Solved: ISE - Restrict Full WiFi Access only to Authorized Devices

Saurabh Kishore · ‎12-02-2014

Hi All,

We have a WLC HA (Code 8.0.100.0) setup with an ISE pair (version 1.2) , and all that works fine.

Currently ISE is configured to authenticate users from AD. Our corporate SSID is setup with WPA2+AES with 802.1x PEAP authentication, so users can connect Wifi from their devices after they put in their AD credentials.

We would now want to Restrict our Internal network Access through WiFi only to Authorized Devices like company issued Laptops/Tablets etc. For all the other devices like Personal Smartphones/Tablets/Laptops users can only have Internet Access only if they are Authenticated/Authorized to do so.

For the Rest of the devices like Printers, Apple TV's etc we already have a separate SSID running on which we are doing Mac Filtering through WLC, so none of the browser less devices would be connecting to the Corporate SSID.

Assuming We have the Mac Addresses of all the company issued devices Laptops/Tablets (Most of which are Apple Devices), what is the best approach to go about this utilizing ISE.

nspasov · ‎12-02-2014

Hello Saurabh-

You can import all of the mac addresses in ISE and perform mac filtering along with a PEAP-User based authentication.
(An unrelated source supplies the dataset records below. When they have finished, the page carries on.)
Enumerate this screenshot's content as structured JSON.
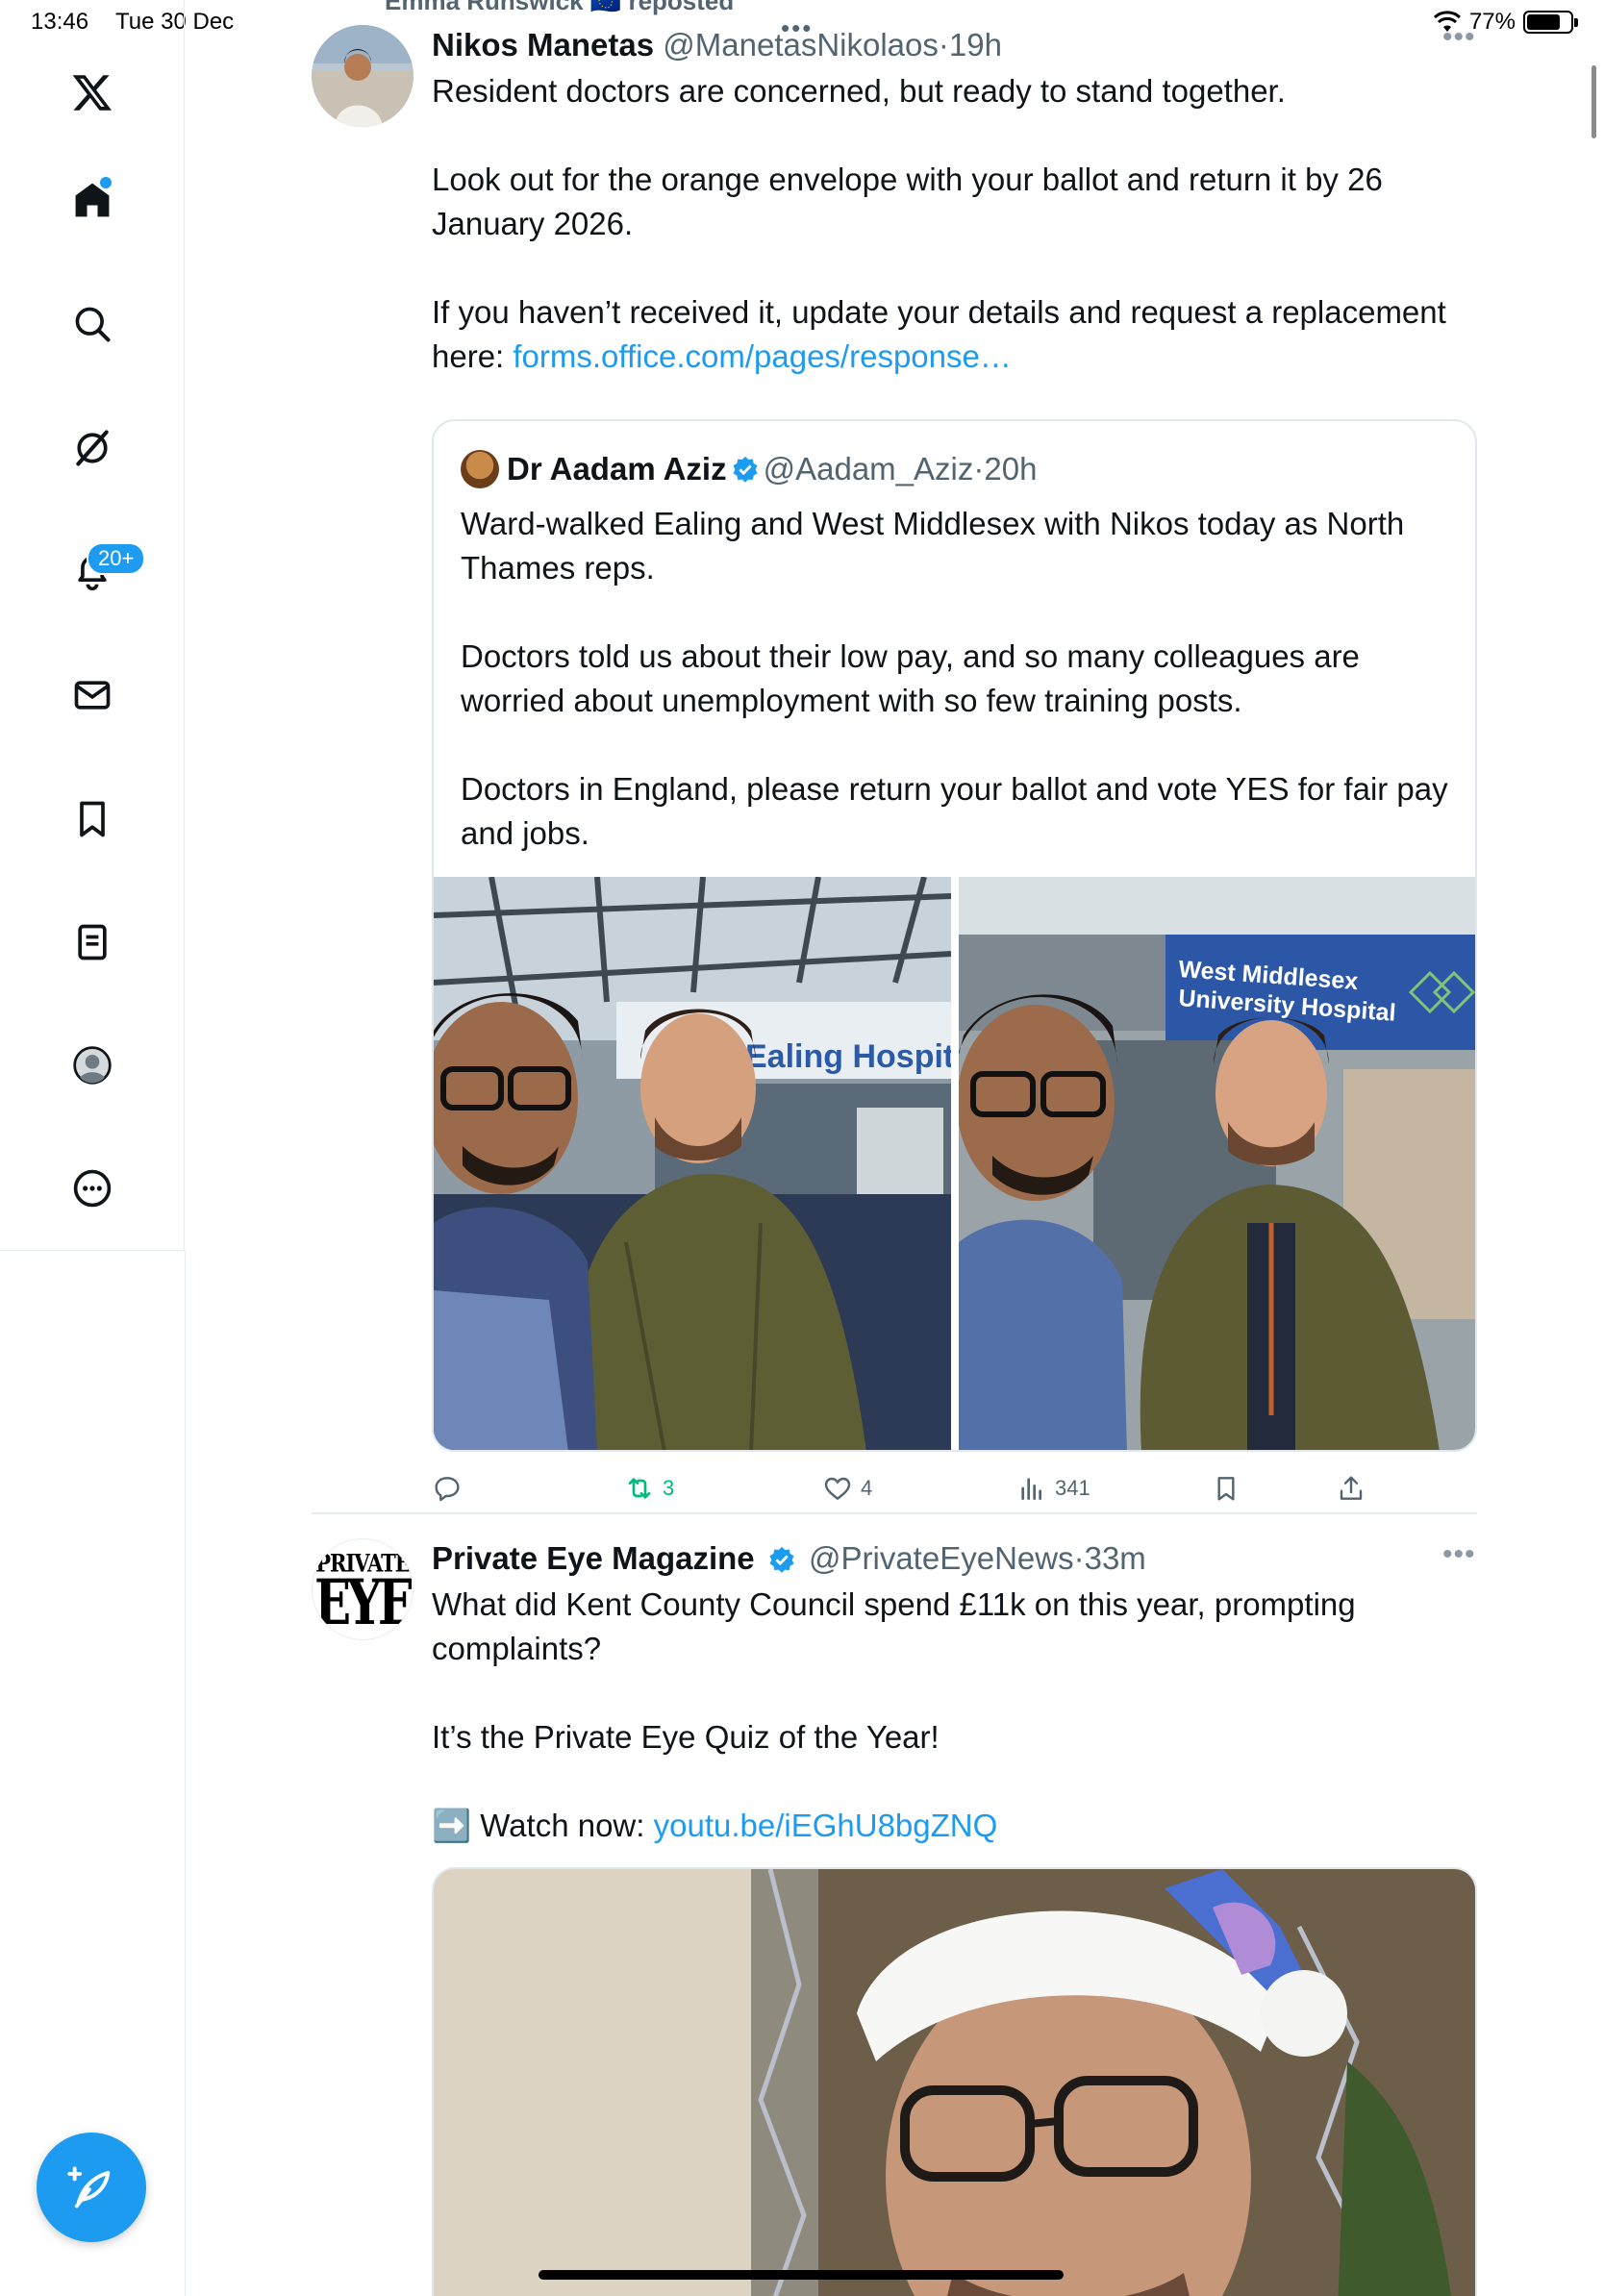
{
  "status_bar": {
    "time": "13:46",
    "date": "Tue 30 Dec",
    "battery": "77%",
    "battery_level": 0.77
  },
  "sidebar": {
    "notifications_badge": "20+",
    "items": [
      {
        "name": "home",
        "icon": "home-icon"
      },
      {
        "name": "explore",
        "icon": "search-icon"
      },
      {
        "name": "grok",
        "icon": "grok-icon"
      },
      {
        "name": "notifications",
        "icon": "bell-icon"
      },
      {
        "name": "messages",
        "icon": "mail-icon"
      },
      {
        "name": "bookmarks",
        "icon": "bookmark-icon"
      },
      {
        "name": "lists",
        "icon": "list-icon"
      },
      {
        "name": "profile",
        "icon": "profile-icon"
      },
      {
        "name": "more",
        "icon": "more-icon"
      }
    ]
  },
  "feed": {
    "repost_banner": "Emma Runswick 🇪🇺 reposted",
    "tweets": [
      {
        "name": "Nikos Manetas",
        "handle": "@ManetasNikolaos",
        "time": "19h",
        "text": "Resident doctors are concerned, but ready to stand together.\n\nLook out for the orange envelope with your ballot and return it by 26 January 2026.\n\nIf you haven’t received it, update your details and request a replacement here: ",
        "link": "forms.office.com/pages/response…",
        "quote": {
          "name": "Dr Aadam Aziz",
          "handle": "@Aadam_Aziz",
          "time": "20h",
          "text": "Ward-walked Ealing and West Middlesex with Nikos today as North Thames reps.\n\nDoctors told us about their low pay, and so many colleagues are worried about unemployment with so few training posts.\n\nDoctors in England, please return your ballot and vote YES for fair pay and jobs.",
          "photo_left_sign": "Ealing Hospita",
          "photo_right_sign_line1": "West Middlesex",
          "photo_right_sign_line2": "University Hospital"
        },
        "stats": {
          "replies": "",
          "reposts": "3",
          "likes": "4",
          "views": "341"
        }
      },
      {
        "name": "Private Eye Magazine",
        "handle": "@PrivateEyeNews",
        "time": "33m",
        "logo_top": "PRIVATE",
        "logo_bottom": "EYE",
        "text": "What did Kent County Council spend £11k on this year, prompting complaints?\n\nIt’s the Private Eye Quiz of the Year!\n\n➡️ Watch now: ",
        "link": "youtu.be/iEGhU8bgZNQ"
      }
    ]
  },
  "colors": {
    "accent": "#1d9bf0",
    "repost_active": "#00ba7c",
    "text_secondary": "#536471"
  }
}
However, keep in mind that using this method is not the most secure one since a mac address can be very easily be spoofed and it is send in clear text.
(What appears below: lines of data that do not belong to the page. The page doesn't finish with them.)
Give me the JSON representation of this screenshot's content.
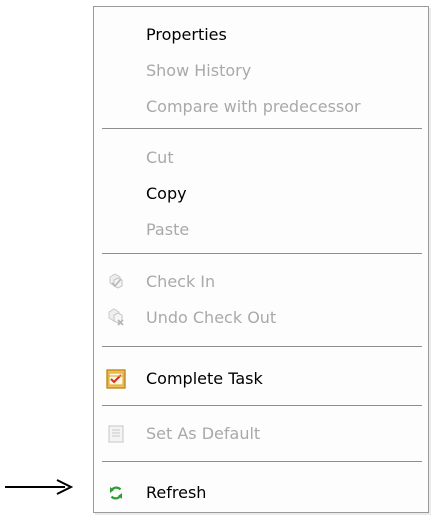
{
  "menu": {
    "items": [
      {
        "label": "Properties",
        "enabled": true,
        "icon": ""
      },
      {
        "label": "Show History",
        "enabled": false,
        "icon": ""
      },
      {
        "label": "Compare with predecessor",
        "enabled": false,
        "icon": ""
      },
      {
        "label": "Cut",
        "enabled": false,
        "icon": ""
      },
      {
        "label": "Copy",
        "enabled": true,
        "icon": ""
      },
      {
        "label": "Paste",
        "enabled": false,
        "icon": ""
      },
      {
        "label": "Check In",
        "enabled": false,
        "icon": "check-in-icon"
      },
      {
        "label": "Undo Check Out",
        "enabled": false,
        "icon": "undo-check-out-icon"
      },
      {
        "label": "Complete Task",
        "enabled": true,
        "icon": "complete-task-icon"
      },
      {
        "label": "Set As Default",
        "enabled": false,
        "icon": "set-as-default-icon"
      },
      {
        "label": "Refresh",
        "enabled": true,
        "icon": "refresh-icon"
      }
    ]
  },
  "pointer": {
    "icon": "right-arrow-icon"
  },
  "colors": {
    "enabled_text": "#000000",
    "disabled_text": "#a9a9a9",
    "border": "#9a9a9a",
    "accent_orange": "#e6a22a",
    "accent_red": "#d42c2c",
    "accent_green": "#2e9e38"
  }
}
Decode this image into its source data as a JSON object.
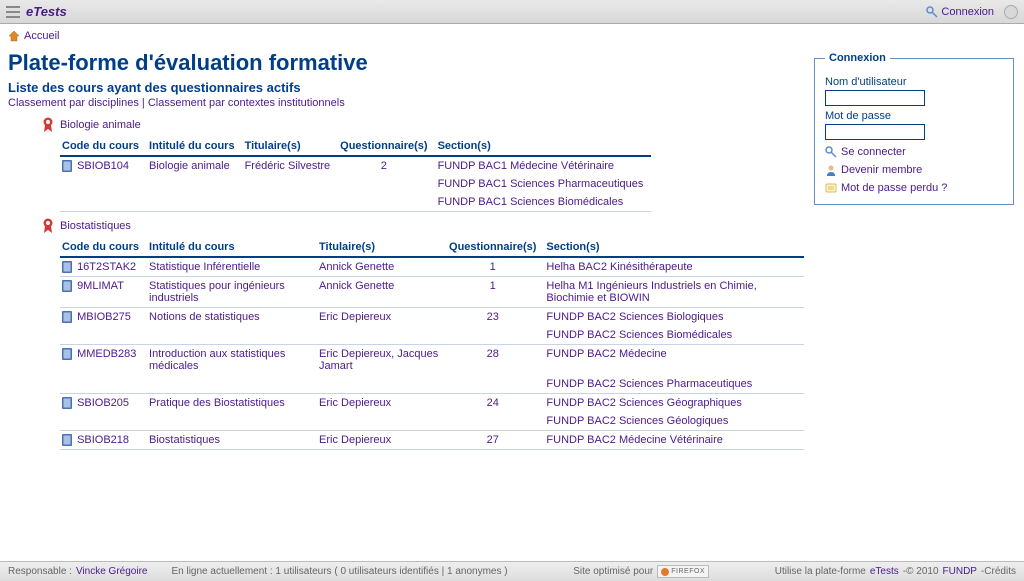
{
  "app": {
    "title": "eTests"
  },
  "titlebar": {
    "connexion": "Connexion"
  },
  "breadcrumb": {
    "home": "Accueil"
  },
  "page": {
    "h1": "Plate-forme d'évaluation formative",
    "h2": "Liste des cours ayant des questionnaires actifs",
    "sort_by_discipline": "Classement par disciplines",
    "sort_sep": " | ",
    "sort_by_context": "Classement par contextes institutionnels"
  },
  "headers": {
    "code": "Code du cours",
    "title": "Intitulé du cours",
    "holders": "Titulaire(s)",
    "quizzes": "Questionnaire(s)",
    "sections": "Section(s)"
  },
  "disciplines": [
    {
      "name": "Biologie animale",
      "courses": [
        {
          "code": "SBIOB104",
          "title": "Biologie animale",
          "holders": "Frédéric Silvestre",
          "quizzes": "2",
          "sections": [
            "FUNDP BAC1 Médecine Vétérinaire",
            "FUNDP BAC1 Sciences Pharmaceutiques",
            "FUNDP BAC1 Sciences Biomédicales"
          ]
        }
      ]
    },
    {
      "name": "Biostatistiques",
      "courses": [
        {
          "code": "16T2STAK2",
          "title": "Statistique Inférentielle",
          "holders": "Annick Genette",
          "quizzes": "1",
          "sections": [
            "Helha BAC2 Kinésithérapeute"
          ]
        },
        {
          "code": "9MLIMAT",
          "title": "Statistiques pour ingénieurs industriels",
          "holders": "Annick Genette",
          "quizzes": "1",
          "sections": [
            "Helha M1 Ingénieurs Industriels en Chimie, Biochimie et BIOWIN"
          ]
        },
        {
          "code": "MBIOB275",
          "title": "Notions de statistiques",
          "holders": "Eric Depiereux",
          "quizzes": "23",
          "sections": [
            "FUNDP BAC2 Sciences Biologiques",
            "FUNDP BAC2 Sciences Biomédicales"
          ]
        },
        {
          "code": "MMEDB283",
          "title": "Introduction aux statistiques médicales",
          "holders": "Eric Depiereux, Jacques Jamart",
          "quizzes": "28",
          "sections": [
            "FUNDP BAC2 Médecine",
            "FUNDP BAC2 Sciences Pharmaceutiques"
          ]
        },
        {
          "code": "SBIOB205",
          "title": "Pratique des Biostatistiques",
          "holders": "Eric Depiereux",
          "quizzes": "24",
          "sections": [
            "FUNDP BAC2 Sciences Géographiques",
            "FUNDP BAC2 Sciences Géologiques"
          ]
        },
        {
          "code": "SBIOB218",
          "title": "Biostatistiques",
          "holders": "Eric Depiereux",
          "quizzes": "27",
          "sections": [
            "FUNDP BAC2 Médecine Vétérinaire"
          ]
        }
      ]
    }
  ],
  "login": {
    "legend": "Connexion",
    "username_label": "Nom d'utilisateur",
    "password_label": "Mot de passe",
    "submit": "Se connecter",
    "register": "Devenir membre",
    "lost": "Mot de passe perdu ?"
  },
  "footer": {
    "resp_label": "Responsable : ",
    "resp_name": "Vincke Grégoire",
    "online": "En ligne actuellement : 1 utilisateurs ( 0 utilisateurs identifiés | 1 anonymes )",
    "optimized": "Site optimisé pour",
    "ff": "FIREFOX",
    "uses1": "Utilise la plate-forme ",
    "etests": "eTests",
    "uses2": "-© 2010 ",
    "fundp": "FUNDP",
    "uses3": "-Crédits"
  }
}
With that being said, a better solution would be to get an MDM (MobileIron, Airwatch, etc), integrate it with ISE and onboard all of the corporate owned devices.

Hope this helps!

Thank you for rating helpful posts!

View solution in original post

nspasov · ‎12-02-2014

Hello Saurabh-

You can import all of the mac addresses in ISE and perform mac filtering along with a PEAP-User based authentication. However, keep in mind that using this method is not the most secure one since a mac address can be very easily be spoofed and it is send in clear text.

With that being said, a better solution would be to get an MDM (MobileIron, Airwatch, etc), integrate it with ISE and onboard all of the corporate owned devices.

Hope this helps!

Thank you for rating helpful posts!

Saurabh Kishore · ‎12-05-2014

Yes, I am evaluating MDM solutions too, but budget being a constraint I am not sure if that would be approved or not.

There is lack of free MDM solutions which can be integrated with ISE, I did found the Meraki's Systems Manager worth a shot, but I guess the free version does not integrates with ISE, unless you go for the Enterprise Version. There were a few Rumors that ISE 1.4 is coming up with inbuilt MDM.

For now I will go ahead and import the mac address database to ISE in an Identity Group called Corporate-Devices and will edit the auth profile to check for the Identity Group Along with AD.

nspasov · ‎12-06-2014

Yes, budgets are always tough so I understand your point :) Good luck with the solution that you have in place!

If your issue is resolved, please mark the thread as "answered" ;)

Thank you for rating helpful posts!

Guillaume BARBEROT · ‎07-15-2015

hi neno,

i would like to have more details on your idea of mac filtering added to PEAP-user auth

when you ay create mac@ list i understand, but where would you "check" this list in ISE ? during authC or during authZ ?

Thanks for feedback

guillaume

Guillaume BARBEROT · ‎07-17-2015

self reply for me and others

(Really obvious after five minutes searching ...)

just create an endpoint identity group with mac@ in it, and in authZ match the identity group (here Manually_Authorized_Devices additionally to 802.1x auth

nspasov · ‎07-20-2015

Sorry I was out on some much needed vacation. Glad you got your question answered (+5 from me).